Rumah Karung

Aram memikul beberapa batang kayu sebesar lengan orang dewasa. Areha dan Luran membersihkan tanah yang akan mereka bangun tenda. Mencabuti rumput dan membuang sampah plastik. Figan begitu gembira, dia membantu sambil bermain.

"Lebarkan lagi dari ini. Nanti di sini kita buat untuk main, untuk masak dan meletakkan apa saja." Ujar Aram pada ketiga adiknya setelah meletakkan kayu. Terasa sakit bahunya, dan ada bagian kulit bahu yang mengelupas.

"Iya, nanti kami lebarkan membersihkan lahannya." Kata Adik-adiknya dengan semangat.

Bagi mereka hal demikian sama dengan bermain. Aram kemudian kembali mencari kayu untuk rangka tenda di hutan itu. Sampai dia menemukan rumpun bambu. Banyak hal yang akan dia buat dengan bambu.

Setelah rangka untuk tenda cukup. Aram mulai membangun tenda. Berbekal pengalaman menjadi pramuka dulu, dia dapat mendirikan tenda. Aram memilih membuat mendempat tembok. Sisi tembok dijadikan dinding satu sisi. Lalu mendirikan dua tiang bercabang. Di atas cabang dia letakkan kayu melintang. Kemudian ujung kayu untuk rangka atap dia letakkan di atas tembok dan kayu melintang. Maka terbentuklah rangka tenda.

Terpal yang sering mereka gunakan untuk selimut tidur, sekarang dijadikan atap. Tinggi dinding hanya satu setengah meter karena bidang miring. Untuk ikat dia menggunakan tali plastik yang dia temukan di tempat sampah. Tali disambung-sambung agar panjang.

Aram menjahit beberapa karung plastik menjadi beberapa bagian lebar. Lalu dia pasang pada tiang tenda. Karung juga dia kumpulkan dari tempat sampah. Agar tidak bau dia cuci di rawa-rawa. Pintu dia buat dari sekeping seng bekas berkarat. Cukup di sandarkan dan diikat pada tiang muara pintu. Untuk alas lantai dia bentangkan karpet plastik bekas.

Menemukan potongan papan yang bagus, dia bawa kembali ke tenda dan dimanfaatkan. Seiring waktu Aram belajar bertahan hidup dan menemukan pengalaman. Sudah seminggu mereka tinggal di tenda itu.

...*****...

Pergi Memulung.

*

"Areha, jaga adik. Jangan main di rawa-rawa dan di jalan raya. Koyong nak mencari barang bekas." Kata Aram.

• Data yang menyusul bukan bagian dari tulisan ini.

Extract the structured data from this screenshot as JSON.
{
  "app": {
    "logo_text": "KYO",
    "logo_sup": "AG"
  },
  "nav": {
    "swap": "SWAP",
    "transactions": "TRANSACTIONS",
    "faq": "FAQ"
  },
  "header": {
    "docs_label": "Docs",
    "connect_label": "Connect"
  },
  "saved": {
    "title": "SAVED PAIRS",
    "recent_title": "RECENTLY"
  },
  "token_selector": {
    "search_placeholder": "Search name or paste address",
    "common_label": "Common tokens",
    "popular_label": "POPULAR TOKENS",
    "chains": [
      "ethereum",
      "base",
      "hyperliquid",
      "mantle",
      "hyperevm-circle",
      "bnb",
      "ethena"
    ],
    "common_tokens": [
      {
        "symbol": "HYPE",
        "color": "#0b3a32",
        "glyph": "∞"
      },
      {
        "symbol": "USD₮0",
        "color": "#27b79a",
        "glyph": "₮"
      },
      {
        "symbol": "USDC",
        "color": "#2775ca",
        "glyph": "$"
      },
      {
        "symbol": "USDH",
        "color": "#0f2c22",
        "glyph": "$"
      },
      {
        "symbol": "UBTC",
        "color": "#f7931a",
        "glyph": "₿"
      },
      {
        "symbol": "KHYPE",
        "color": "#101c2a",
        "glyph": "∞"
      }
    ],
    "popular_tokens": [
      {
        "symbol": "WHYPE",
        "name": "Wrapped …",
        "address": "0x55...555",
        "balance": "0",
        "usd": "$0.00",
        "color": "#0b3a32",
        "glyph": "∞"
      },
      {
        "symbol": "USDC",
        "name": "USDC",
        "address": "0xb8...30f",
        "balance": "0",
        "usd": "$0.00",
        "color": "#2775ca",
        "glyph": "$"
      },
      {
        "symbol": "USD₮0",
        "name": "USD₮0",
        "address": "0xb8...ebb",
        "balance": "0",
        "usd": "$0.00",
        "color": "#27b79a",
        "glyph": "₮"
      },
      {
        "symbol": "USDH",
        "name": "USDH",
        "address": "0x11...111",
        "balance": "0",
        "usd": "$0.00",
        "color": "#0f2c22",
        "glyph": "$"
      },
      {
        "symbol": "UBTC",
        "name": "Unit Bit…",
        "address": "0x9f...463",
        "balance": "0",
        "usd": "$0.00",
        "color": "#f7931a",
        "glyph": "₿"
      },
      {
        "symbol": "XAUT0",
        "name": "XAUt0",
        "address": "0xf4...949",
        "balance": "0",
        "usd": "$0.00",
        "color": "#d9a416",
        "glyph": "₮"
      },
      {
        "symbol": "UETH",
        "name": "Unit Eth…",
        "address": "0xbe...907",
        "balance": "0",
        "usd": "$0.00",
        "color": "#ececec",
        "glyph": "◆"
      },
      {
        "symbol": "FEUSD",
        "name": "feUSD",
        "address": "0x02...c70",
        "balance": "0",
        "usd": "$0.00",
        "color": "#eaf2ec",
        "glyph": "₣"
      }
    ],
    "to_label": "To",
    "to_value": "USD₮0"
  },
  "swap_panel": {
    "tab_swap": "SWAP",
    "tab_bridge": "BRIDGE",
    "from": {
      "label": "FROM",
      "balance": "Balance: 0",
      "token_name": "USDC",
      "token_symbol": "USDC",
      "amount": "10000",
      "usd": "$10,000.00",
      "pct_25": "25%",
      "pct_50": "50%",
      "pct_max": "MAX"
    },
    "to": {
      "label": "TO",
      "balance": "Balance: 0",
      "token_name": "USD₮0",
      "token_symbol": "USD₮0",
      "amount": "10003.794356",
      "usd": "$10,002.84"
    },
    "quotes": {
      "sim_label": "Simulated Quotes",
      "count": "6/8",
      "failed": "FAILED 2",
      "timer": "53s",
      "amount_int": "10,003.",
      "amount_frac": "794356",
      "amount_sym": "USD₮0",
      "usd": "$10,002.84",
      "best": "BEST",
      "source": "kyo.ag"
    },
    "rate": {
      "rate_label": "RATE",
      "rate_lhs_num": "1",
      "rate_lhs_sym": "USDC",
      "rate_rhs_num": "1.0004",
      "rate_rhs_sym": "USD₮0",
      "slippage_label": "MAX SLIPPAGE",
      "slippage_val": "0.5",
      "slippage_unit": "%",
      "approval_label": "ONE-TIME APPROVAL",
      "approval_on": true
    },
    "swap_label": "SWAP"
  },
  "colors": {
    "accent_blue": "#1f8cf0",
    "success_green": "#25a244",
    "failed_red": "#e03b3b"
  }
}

"Koyong jangan pulang terlalu sore. Agar kita mandi bersama di rawa-rawa." Kata Areha, dia ingin mencuci perabotan dan pakaian.

"Iya, sudah zuhur pulang." Jawab Aram.

"Besok kami ikut saja Koyong." Kata Areha.

"Jangan, tak ada yang menjaga barang kita. Kasihan juga Figan, dia kecapean nanti." Kata Aram.

Aram kemudian mendorong gerobak keluar tembok dan berjalan menuju jalan raya. Dia sengaja tidak membuat jalan yang jelas. Agar keberadaan mereka tidak diketahui orang. Figan dan Luran mengikuti dari belakang dan mereka berdiri di sisi jalan memperhatikan Aram yang terus melangkah menjauh meninggalkan mereka.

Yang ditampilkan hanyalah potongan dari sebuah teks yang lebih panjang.